A new Netflix documentary tells the brutal story of conversion therapy

A new documentary on Netflix illustrates an Anti-LGBTQ+ organization Exodus International, that was one of the most famous centers of conversion therapy worldwide, until it was closed by an employee of this organization, Randy Thomas, in 2013. After 2 years of closing, Thomas had a public coming out, announcing that he is gay.

The director of Pray Away is Kristine Stolakis, and the executive producers – Jason Bloom and Ryan Murphy. Murphy is also the director of such popular TV series as Ratched, American Horror Story, and other movies containing LGBTQ content.

Pray Away shows what conversion therapy really is. It illustrates that it isn’t only a discriminatory practice directed toward queer and trans individuals, but it is also a well-designed political movement from decades ago, which is deeply hidden in American Fundamentalism. It is clearly stated in Pray Away that the people who popularized conversion therapy knew exactly what they were doing. They must now assess the gravity of their actions.

The film details how Exodus International was founded. The idea of ​​founding the organization came from five gay men. In the early 1970s, these people could not reconcile their inner feelings with religious sentiments. Their religion told them that their feelings were harmful to them, so they formed a Christian group where they could talk openly about their feelings in order to free themselves from it. They organized a conference for all small groups and from this conference was born Exodus International and the modern conversion therapy movement. The organization came up with the idea that conversion therapy was effective and necessary for LGBTQ + people. They would go to heaven if groups like Exodus were allowed to control their sexual attraction and gender identity.
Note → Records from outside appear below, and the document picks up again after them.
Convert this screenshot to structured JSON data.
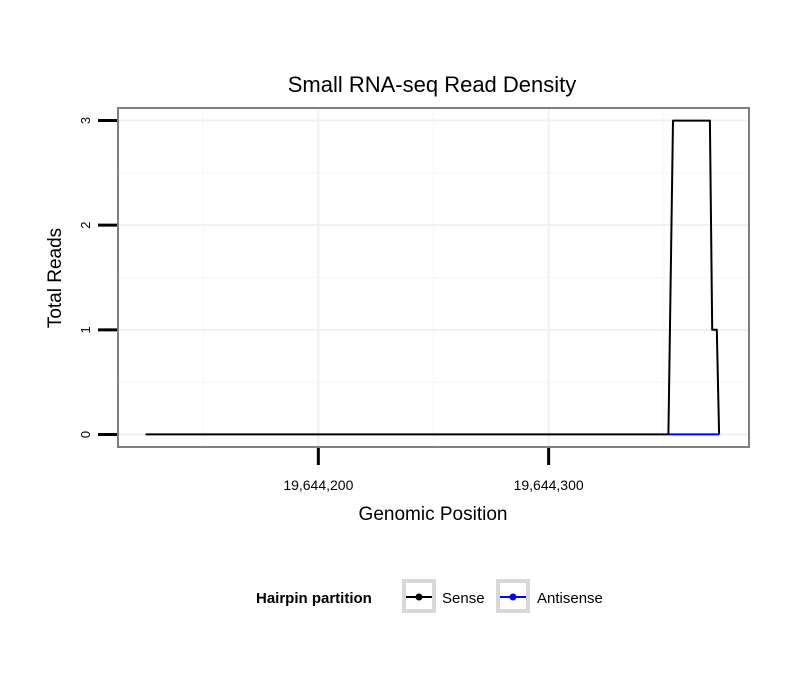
{
  "chart_data": {
    "type": "line",
    "title": "Small RNA-seq Read Density",
    "xlabel": "Genomic Position",
    "ylabel": "Total Reads",
    "xlim": [
      19644113,
      19644387
    ],
    "ylim": [
      -0.12,
      3.12
    ],
    "xticks": [
      19644200,
      19644300
    ],
    "xtick_labels": [
      "19,644,200",
      "19,644,300"
    ],
    "yticks": [
      0,
      1,
      2,
      3
    ],
    "ytick_labels": [
      "0",
      "1",
      "2",
      "3"
    ],
    "grid": true,
    "legend": {
      "title": "Hairpin partition",
      "position": "bottom"
    },
    "series": [
      {
        "name": "Sense",
        "color": "#000000",
        "points": [
          [
            19644125,
            0
          ],
          [
            19644352,
            0
          ],
          [
            19644354,
            3
          ],
          [
            19644370,
            3
          ],
          [
            19644371,
            1
          ],
          [
            19644373,
            1
          ],
          [
            19644374,
            0
          ]
        ]
      },
      {
        "name": "Antisense",
        "color": "#0000ff",
        "points": [
          [
            19644352,
            0
          ],
          [
            19644374,
            0
          ]
        ]
      }
    ]
  }
}
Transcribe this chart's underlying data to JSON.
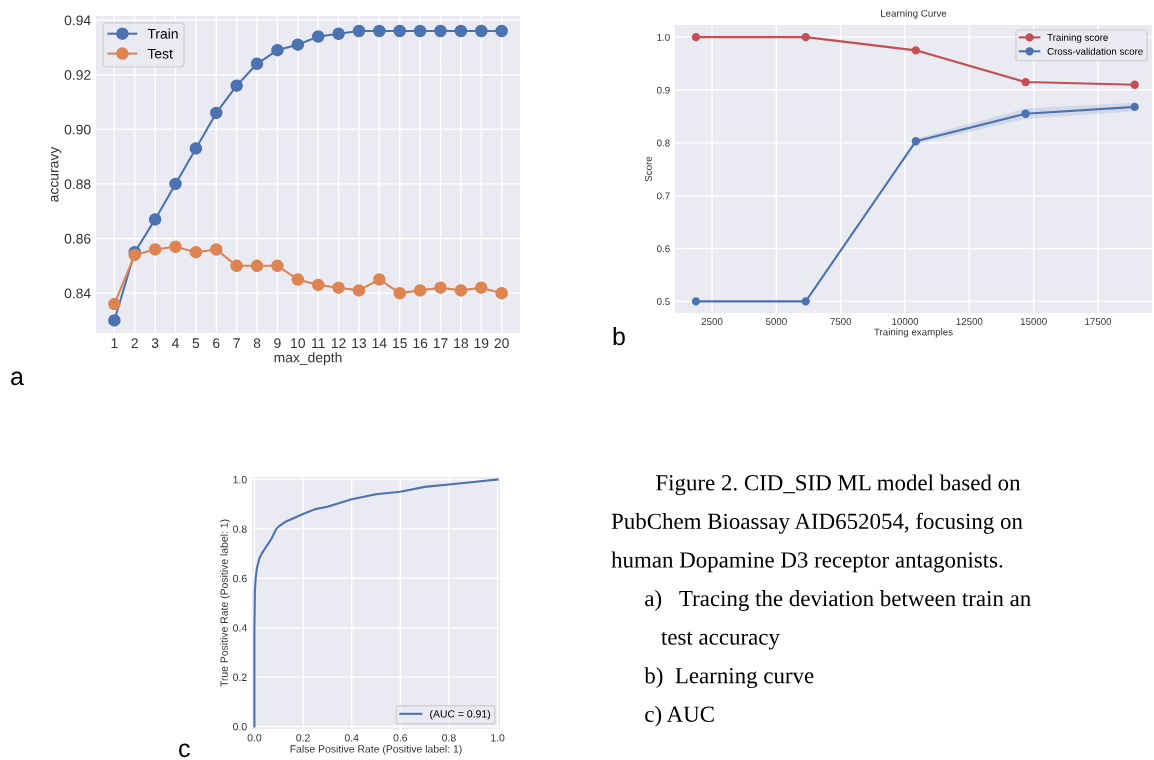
{
  "chart_data": [
    {
      "type": "line",
      "xlabel": "max_depth",
      "ylabel": "accuravy",
      "categories": [
        "1",
        "2",
        "3",
        "4",
        "5",
        "6",
        "7",
        "8",
        "9",
        "10",
        "11",
        "12",
        "13",
        "14",
        "15",
        "16",
        "17",
        "18",
        "19",
        "20"
      ],
      "series": [
        {
          "name": "Train",
          "color": "#4c72b0",
          "values": [
            0.83,
            0.855,
            0.867,
            0.88,
            0.893,
            0.906,
            0.916,
            0.924,
            0.929,
            0.931,
            0.934,
            0.935,
            0.936,
            0.936,
            0.936,
            0.936,
            0.936,
            0.936,
            0.936,
            0.936
          ]
        },
        {
          "name": "Test",
          "color": "#dd8452",
          "values": [
            0.836,
            0.854,
            0.856,
            0.857,
            0.855,
            0.856,
            0.85,
            0.85,
            0.85,
            0.845,
            0.843,
            0.842,
            0.841,
            0.845,
            0.84,
            0.841,
            0.842,
            0.841,
            0.842,
            0.84
          ]
        }
      ],
      "ylim": [
        0.8254,
        0.9415
      ],
      "yticks": [
        {
          "value": 0.84,
          "label": "0.84"
        },
        {
          "value": 0.86,
          "label": "0.86"
        },
        {
          "value": 0.88,
          "label": "0.88"
        },
        {
          "value": 0.9,
          "label": "0.90"
        },
        {
          "value": 0.92,
          "label": "0.92"
        },
        {
          "value": 0.94,
          "label": "0.94"
        }
      ],
      "grid": true,
      "legend": "top left",
      "marker": "circle",
      "line_style": "solid",
      "annotations": [
        "a"
      ]
    },
    {
      "type": "line",
      "title": "Learning Curve",
      "xlabel": "Training examples",
      "ylabel": "Score",
      "series": [
        {
          "name": "Training score",
          "color": "#c44e52",
          "x": [
            1875,
            6141,
            10421,
            14687,
            18927
          ],
          "values": [
            1.0,
            1.0,
            0.975,
            0.915,
            0.91
          ]
        },
        {
          "name": "Cross-validation score",
          "color": "#4c72b0",
          "x": [
            1875,
            6141,
            10421,
            14687,
            18927
          ],
          "values": [
            0.5,
            0.5,
            0.803,
            0.855,
            0.868
          ],
          "lower": [
            0.5,
            0.5,
            0.798,
            0.845,
            0.86
          ],
          "upper": [
            0.5,
            0.5,
            0.808,
            0.865,
            0.876
          ]
        }
      ],
      "xlim": [
        1060,
        19600
      ],
      "xticks": [
        2500,
        5000,
        7500,
        10000,
        12500,
        15000,
        17500
      ],
      "ylim": [
        0.478,
        1.023
      ],
      "yticks": [
        0.5,
        0.6,
        0.7,
        0.8,
        0.9,
        {
          "value": 1,
          "label": "1.0"
        }
      ],
      "grid": true,
      "legend": "top right",
      "marker": "circle",
      "line_style": "solid",
      "annotations": [
        "b"
      ]
    },
    {
      "type": "line",
      "xlabel": "False Positive Rate (Positive label: 1)",
      "ylabel": "True Positive Rate (Positive label: 1)",
      "series": [
        {
          "name": "(AUC = 0.91)",
          "color": "#4c72b0",
          "x": [
            0,
            0,
            0.002,
            0.005,
            0.01,
            0.02,
            0.03,
            0.05,
            0.07,
            0.08,
            0.09,
            0.1,
            0.13,
            0.2,
            0.25,
            0.3,
            0.4,
            0.5,
            0.6,
            0.7,
            0.8,
            0.9,
            1.0
          ],
          "values": [
            0,
            0.4,
            0.55,
            0.6,
            0.64,
            0.68,
            0.7,
            0.73,
            0.76,
            0.78,
            0.8,
            0.81,
            0.83,
            0.86,
            0.88,
            0.89,
            0.92,
            0.94,
            0.95,
            0.97,
            0.98,
            0.99,
            1.0
          ]
        }
      ],
      "xlim": [
        -0.01,
        1.01
      ],
      "xticks": [
        {
          "value": 0,
          "label": "0.0"
        },
        {
          "value": 0.2,
          "label": "0.2"
        },
        {
          "value": 0.4,
          "label": "0.4"
        },
        {
          "value": 0.6,
          "label": "0.6"
        },
        {
          "value": 0.8,
          "label": "0.8"
        },
        {
          "value": 1,
          "label": "1.0"
        }
      ],
      "ylim": [
        -0.01,
        1.01
      ],
      "yticks": [
        {
          "value": 0,
          "label": "0.0"
        },
        {
          "value": 0.2,
          "label": "0.2"
        },
        {
          "value": 0.4,
          "label": "0.4"
        },
        {
          "value": 0.6,
          "label": "0.6"
        },
        {
          "value": 0.8,
          "label": "0.8"
        },
        {
          "value": 1,
          "label": "1.0"
        }
      ],
      "grid": true,
      "legend": "bottom right",
      "line_style": "solid",
      "annotations": [
        "c"
      ]
    },
    {
      "type": "other",
      "annotations": [
        "Figure 2. CID_SID ML model based on",
        "PubChem Bioassay AID652054, focusing on",
        "human Dopamine D3 receptor antagonists.",
        "a)   Tracing the deviation between train an",
        "test accuracy",
        "b)  Learning curve",
        "c) AUC"
      ]
    }
  ]
}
In the 1980s and early 1990s, when queer people died as a result of the AIDS crisis, the pace of movement development accelerated significantly. They used AIDS to prove that being queer was an unnatural and unclean condition. Against this background appeared a woman named Yvette Schneider, who “rejected” being queer and joined the idea of ​​curing queer people with conversion therapy and traveled throughout the country, giving public speeches. Yvette Schneider’s character in the film admits that despite her campaigns, her homosexuality had not disappeared.

Pray Away mostly includes in-depth interviews with conversion therapy activists now referred to as “ex-gays.” The film shows how they were absorbed by the movement, chewed and spat out. Footage of “ex-gay” speakers is combined with today’s interviews. In the old videos they are angry and cruel.

Conversion therapy is still legal in 22 US states. Pray Away may not be the exact solution to the problem of conversion therapy, but its greatest achievement may be to create a platform for people who have survived this brutal practice.